Thirdly, totally removing carbs from the diet inadvertently removes foods like baked goods, processed takeaway foods, soft drinks, lollies, milk chocolate and more. These foods are very palatable, dense in energy and easily over-consumed, meaning if they are removed from the diet, a large ‘chunk’ of energy consumption is also removed. Sounds good right? What happens when you start craving them, and are exposed to them at work, at a party or other social gathering?

TAKEAWAY: carbs don’t necessarily cause you to gain or lose body fat- your total energy consumption, from ALL food and drink, relative to your energy expenditure does. It’s highly unrealistic to remove carbs from your diet forever.

What is a Keto diet? Why are they so talked about for weight loss?

The Ketogenic (‘Keto’) diet was originally used to manage diabetes, as well as to manage epilepsy in children. Only in relatively recent times has it been popularised into a fad diet marketed to promote weight loss.

The diet involves restricting carbohydrate to 5-10% of total energy intake (sometimes as low as 20g carbs a day- very approximately the amount of carbs in a medium apple), whereby fats make up 70-80% of energy, and protein makes up 10-20%.

When following a Ketogenic diet consistently for a sustained time period, your body switches to burning a specific type of substance called ketone bodies made from fats, instead of glucose. You may have heard ‘eating more fat makes you burn more fat’- this is true to an extent, but this is the fat you are eating. You will only burn fat off your body, if you are consuming less energy than you are expending, regardless of the type of diet you are following.
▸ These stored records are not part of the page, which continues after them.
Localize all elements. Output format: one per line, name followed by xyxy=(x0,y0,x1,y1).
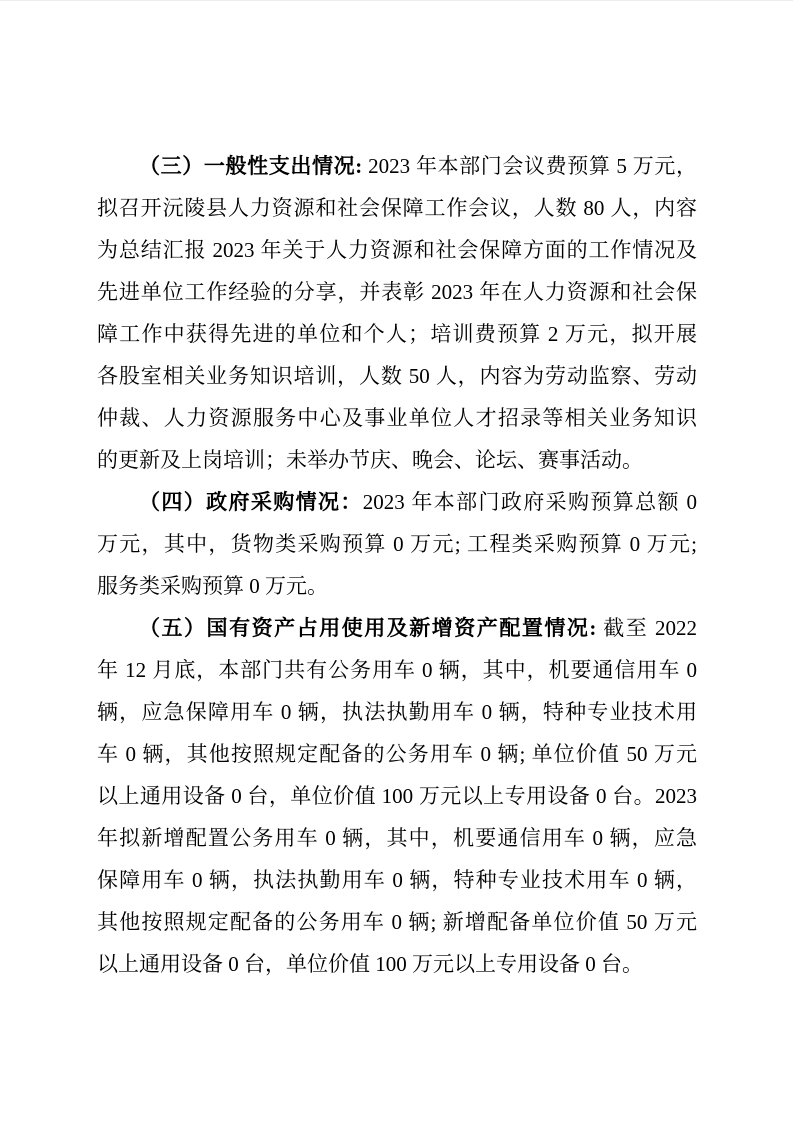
text-segment: 2023 年本部门会议费预算 5 万元， xyxy=(362,154,697,178)
text-line: 以上通用设备 0 台，单位价值 100 万元以上专用设备 0 台。 xyxy=(97,943,697,985)
text-segment: 万元，其中，货物类采购预算 0 万元; 工程类采购预算 0 万元; xyxy=(97,532,697,556)
section-heading: （四）政府采购情况： xyxy=(139,490,363,514)
text-segment: 2023 年本部门政府采购预算总额 0 xyxy=(363,490,697,514)
text-segment: 其他按照规定配备的公务用车 0 辆; 新增配备单位价值 50 万元 xyxy=(97,910,697,934)
section-government-procurement: （四）政府采购情况：2023 年本部门政府采购预算总额 0万元，其中，货物类采购… xyxy=(97,481,697,607)
text-line: 先进单位工作经验的分享，并表彰 2023 年在人力资源和社会保 xyxy=(97,271,697,313)
section-general-expenditure: （三）一般性支出情况: 2023 年本部门会议费预算 5 万元，拟召开沅陵县人力… xyxy=(97,145,697,481)
text-segment: 各股室相关业务知识培训，人数 50 人，内容为劳动监察、劳动 xyxy=(97,364,697,388)
section-heading: （三）一般性支出情况: xyxy=(139,154,362,178)
text-line: （四）政府采购情况：2023 年本部门政府采购预算总额 0 xyxy=(97,481,697,523)
text-line: 以上通用设备 0 台，单位价值 100 万元以上专用设备 0 台。2023 xyxy=(97,775,697,817)
text-line: 年拟新增配置公务用车 0 辆，其中，机要通信用车 0 辆，应急 xyxy=(97,817,697,859)
text-segment: 障工作中获得先进的单位和个人；培训费预算 2 万元，拟开展 xyxy=(97,322,697,346)
text-line: 为总结汇报 2023 年关于人力资源和社会保障方面的工作情况及 xyxy=(97,229,697,271)
text-line: （五）国有资产占用使用及新增资产配置情况: 截至 2022 xyxy=(97,607,697,649)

We discourage the Keto diet for many of our clients at Get Going because of 2x main reasons:

  1. Restriction of carbs means restriction of key food groups like fruit, some vegetables, wholegrains and some dairy. Restricting these makes it much harder to reach certain nutrient needs.
  2. Extreme diets like the Keto diet are often unsustainable. Despite (potentially) producing short term results, how long can you see yourself excluding carbohydrates from your diet?

TAKEAWAY: the Keto diet may be used to manage certain medical conditions, but isn’t a sustainable healthy way of eating for many people. It offers no additional weight loss benefits than other diets.

Is there such a thing as good and bad carbs?

Straight off the bat: there is no such thing as good vs bad foods.

No food is inherently good or bad for you- the quantity and frequency by which we eat them, will determine their degree of ‘healthiness’.

I encourage you to look at and speak about food in the context of ‘better’ and ‘not as great’ instead.

The idea of ‘good’ vs ‘bad’ carbs likely stems from the ‘glycemic index’ (G.I.).

The G.I. rates foods containing carbs on a scale of 0-100, depending on how quickly they increase blood glucose levels after you eat/drink them.

Low G.I. foods (<55) digest more slowly, and promote slower, more sustained rises in blood glucose, providing you with energy for longer. Low GI carb sources (often) provide more nutritional benefits as well. Examples include oats, wholemeal pasta, whole-grain bread, apples, beans and lentils. These carb sources should be consumed more often.

High G.I. foods (70>) digest faster, and lead to faster rises and falls in blood glucose, thus energy doesn’t last as long and you may feel hungrier sooner after eating them. Examples include most white potatoes, white rice (excluding basmati), lollies, soft drink/cordial/sports drinks, watermelon, white bread, most sugary breakfast cereals without added fibre.

It’s easy to think along the lines of ‘high G.I. carbs are bad, I should avoid them’, but there’s more to the story.

With the exception of lollies and sugary drinks maybe, how often do you sit down and have a bowl of plain potatoes, plain rice, or plain bread? Other things in our meals (fats from oils, protein sources and fibre in vegetables) slow down how quickly we digest and absorb our food, therefore decreasing the G.I. of the carbohydrates in those meals.

TAKEAWAY: most of your carb sources should be as unrefined as possible, as these are likely to provide you with longer lasting energy and more nutritional benefits. High G.I. carb sources likely don’t offer as many benefits, but are not bad for you, are likely consumed alongside other things and are okay to be eaten occasionally.